Examples of using "Ausrede" in a sentence and their turkish translations:
Sağlam bir bahanesi
Bu acıklı bir mazeret.
O bir mazeret değil.
O sadece bir bahane.
O bir bahane uydurdu.
Tom bir bahane uydurdu.
- Geç kaldığı için bir bahane buldu.
- Gecikmesine bir bahane uydurdu.
- Böyle iyi bir bahaneyi nasıl buldunuz?
- Böyle bir bahaneyi nasıl ileri sürdünüz?
O, baş ağrısını erken ayrılmanın mazereti olarak kullandı.
Seninle bunun dışında konuşmamı istiyor gibi görünüyorsun.
O partiye gitmemek için iyi bir bahane uydurdu.
Tom, tiyatroya gitmek zorunda olmamak için bahane arıyor.

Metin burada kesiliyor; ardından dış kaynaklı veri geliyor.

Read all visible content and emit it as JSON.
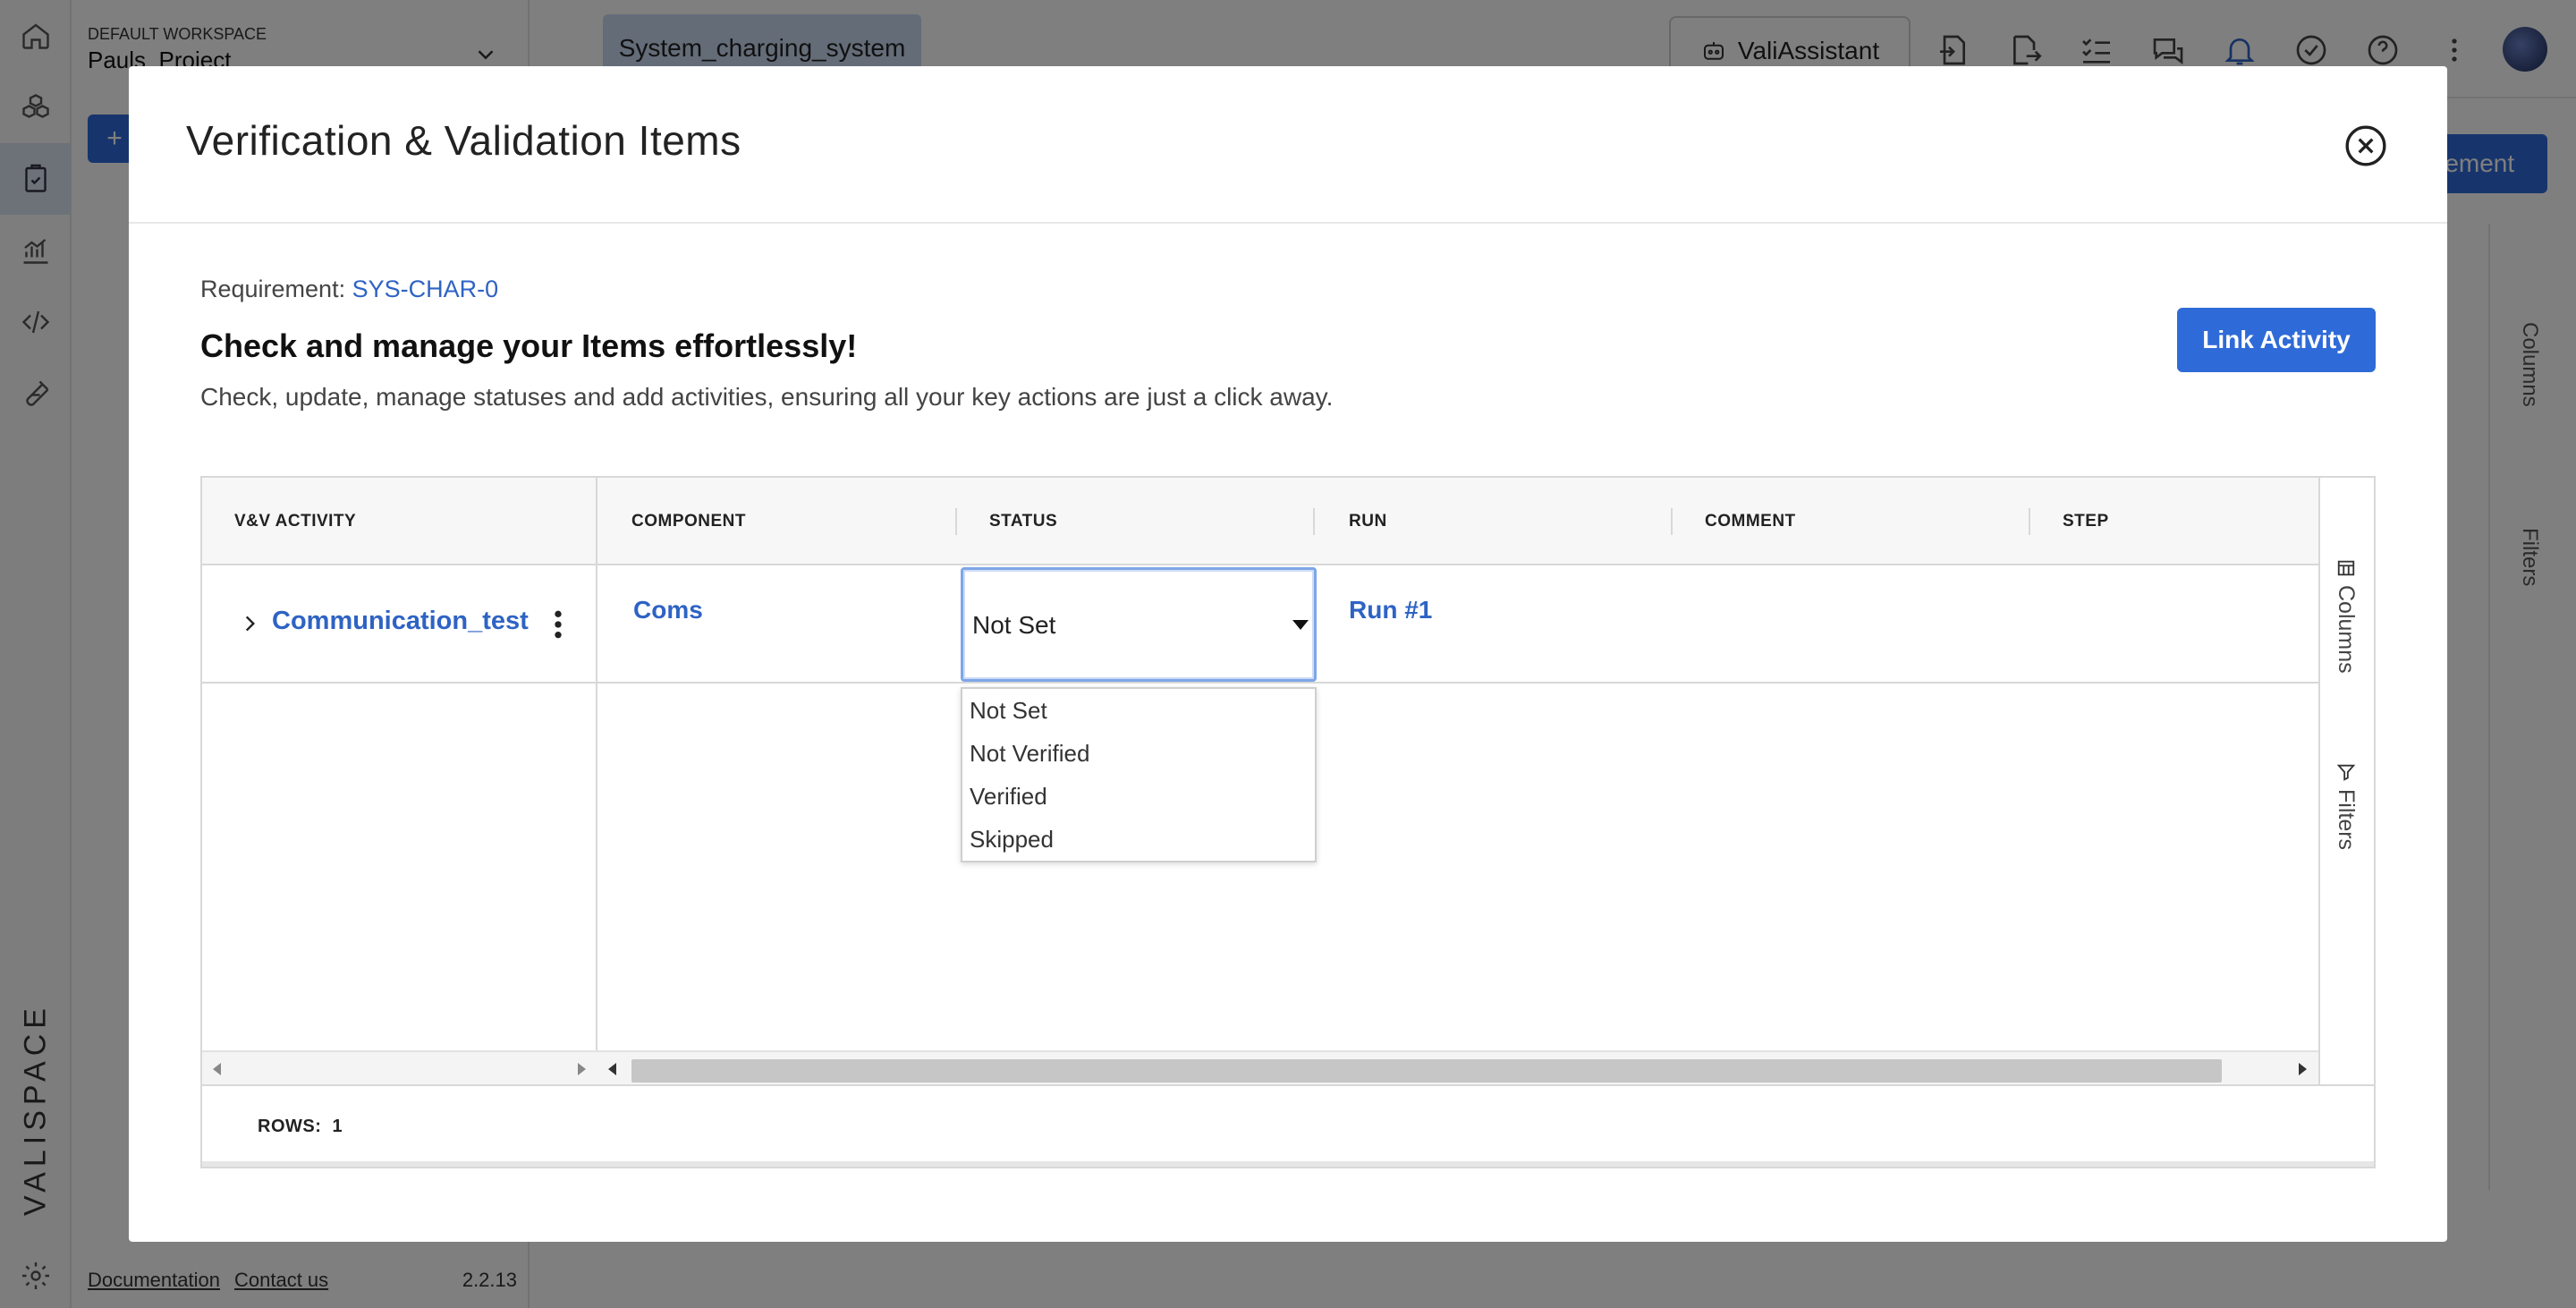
{
  "sidebar": {
    "workspace_label": "DEFAULT WORKSPACE",
    "project_name": "Pauls_Project",
    "brand": "VALISPACE",
    "footer": {
      "documentation": "Documentation",
      "contact": "Contact us",
      "version": "2.2.13"
    }
  },
  "topbar": {
    "active_tab": "System_charging_system",
    "assistant_label": "ValiAssistant",
    "add_label": "+",
    "new_requirement_label": "rement"
  },
  "background_panel": {
    "columns_label": "Columns",
    "filters_label": "Filters"
  },
  "modal": {
    "title": "Verification & Validation Items",
    "requirement_prefix": "Requirement:",
    "requirement_id": "SYS-CHAR-0",
    "headline": "Check and manage your Items effortlessly!",
    "subline": "Check, update, manage statuses and add activities, ensuring all your key actions are just a click away.",
    "link_activity_label": "Link Activity",
    "grid": {
      "columns": [
        "V&V ACTIVITY",
        "COMPONENT",
        "STATUS",
        "RUN",
        "COMMENT",
        "STEP"
      ],
      "rows": [
        {
          "activity": "Communication_test",
          "component": "Coms",
          "status": "Not Set",
          "run": "Run #1",
          "comment": "",
          "step": ""
        }
      ],
      "status_options": [
        "Not Set",
        "Not Verified",
        "Verified",
        "Skipped"
      ],
      "side_columns_label": "Columns",
      "side_filters_label": "Filters",
      "rows_label": "ROWS:",
      "rows_count": "1"
    }
  },
  "colors": {
    "accent": "#2f6bd8",
    "link": "#2e63c4"
  }
}
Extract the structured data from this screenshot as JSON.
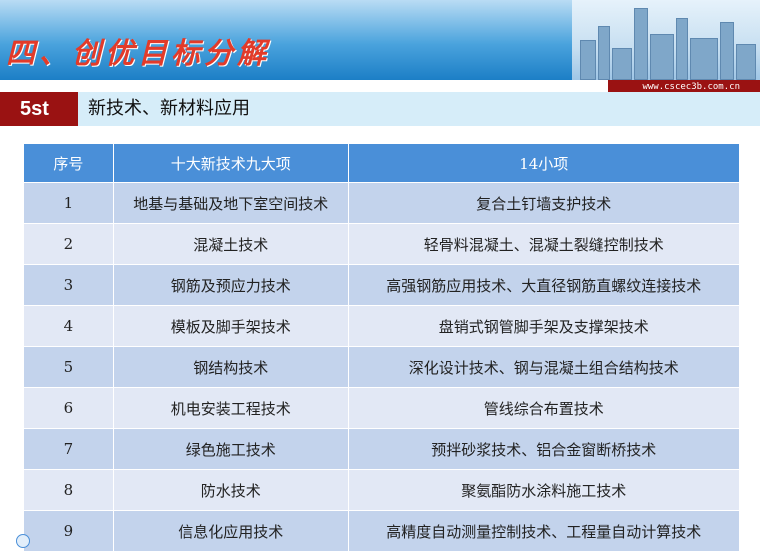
{
  "header": {
    "title": "四、创优目标分解",
    "url": "www.cscec3b.com.cn"
  },
  "section": {
    "badge": "5st",
    "title": "新技术、新材料应用"
  },
  "table": {
    "headers": [
      "序号",
      "十大新技术九大项",
      "14小项"
    ],
    "rows": [
      [
        "1",
        "地基与基础及地下室空间技术",
        "复合土钉墙支护技术"
      ],
      [
        "2",
        "混凝土技术",
        "轻骨料混凝土、混凝土裂缝控制技术"
      ],
      [
        "3",
        "钢筋及预应力技术",
        "高强钢筋应用技术、大直径钢筋直螺纹连接技术"
      ],
      [
        "4",
        "模板及脚手架技术",
        "盘销式钢管脚手架及支撑架技术"
      ],
      [
        "5",
        "钢结构技术",
        "深化设计技术、钢与混凝土组合结构技术"
      ],
      [
        "6",
        "机电安装工程技术",
        "管线综合布置技术"
      ],
      [
        "7",
        "绿色施工技术",
        "预拌砂浆技术、铝合金窗断桥技术"
      ],
      [
        "8",
        "防水技术",
        "聚氨酯防水涂料施工技术"
      ],
      [
        "9",
        "信息化应用技术",
        "高精度自动测量控制技术、工程量自动计算技术"
      ]
    ]
  }
}
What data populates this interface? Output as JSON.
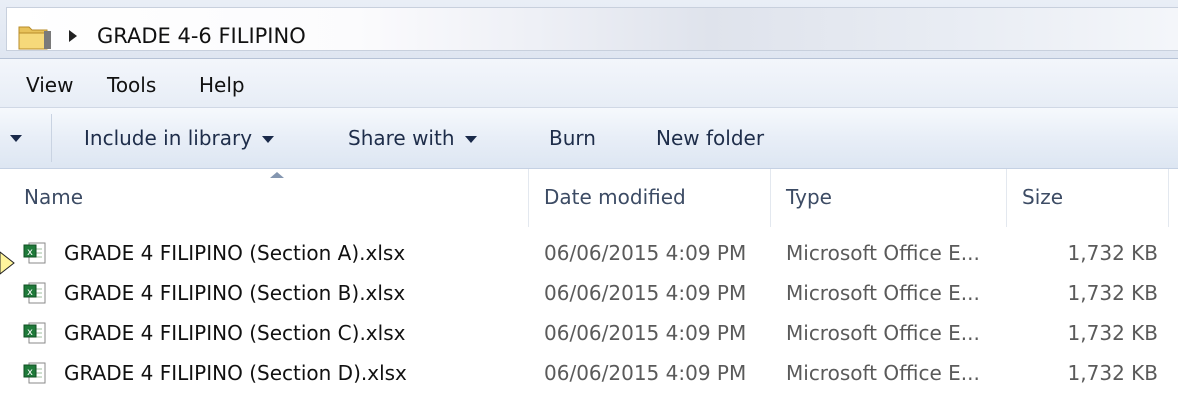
{
  "address": {
    "folder_icon": "folder-icon",
    "crumb": "GRADE 4-6 FILIPINO"
  },
  "menu": {
    "view": "View",
    "tools": "Tools",
    "help": "Help"
  },
  "toolbar": {
    "include": "Include in library",
    "share": "Share with",
    "burn": "Burn",
    "new_folder": "New folder"
  },
  "columns": {
    "name": "Name",
    "date": "Date modified",
    "type": "Type",
    "size": "Size"
  },
  "files": [
    {
      "name": "GRADE 4 FILIPINO (Section A).xlsx",
      "date": "06/06/2015 4:09 PM",
      "type": "Microsoft Office E...",
      "size": "1,732 KB"
    },
    {
      "name": "GRADE 4 FILIPINO (Section B).xlsx",
      "date": "06/06/2015 4:09 PM",
      "type": "Microsoft Office E...",
      "size": "1,732 KB"
    },
    {
      "name": "GRADE 4 FILIPINO (Section C).xlsx",
      "date": "06/06/2015 4:09 PM",
      "type": "Microsoft Office E...",
      "size": "1,732 KB"
    },
    {
      "name": "GRADE 4 FILIPINO (Section D).xlsx",
      "date": "06/06/2015 4:09 PM",
      "type": "Microsoft Office E...",
      "size": "1,732 KB"
    }
  ],
  "colors": {
    "excel_green": "#1f7a3a",
    "pointer_yellow": "#fff59d"
  }
}
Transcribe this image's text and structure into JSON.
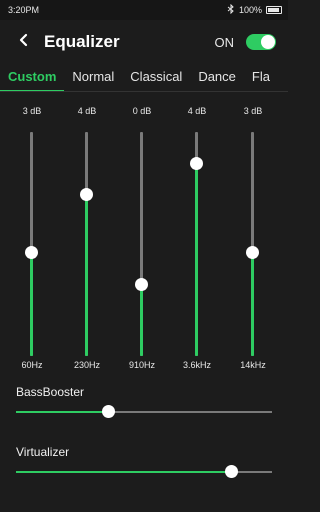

Biliyorum geciktim ama iyi bir bahanem var.
Öyle bir mazereti kabul edemem.
Hasta olma sana en azından evde kalmak ve film izlemek için mükemmel bir bahane verir.
Öğretmenin ev ödevini zamanında yapmadığı için Tom'un özrünü kabul etmesi çok zayıf bir olasılıktır.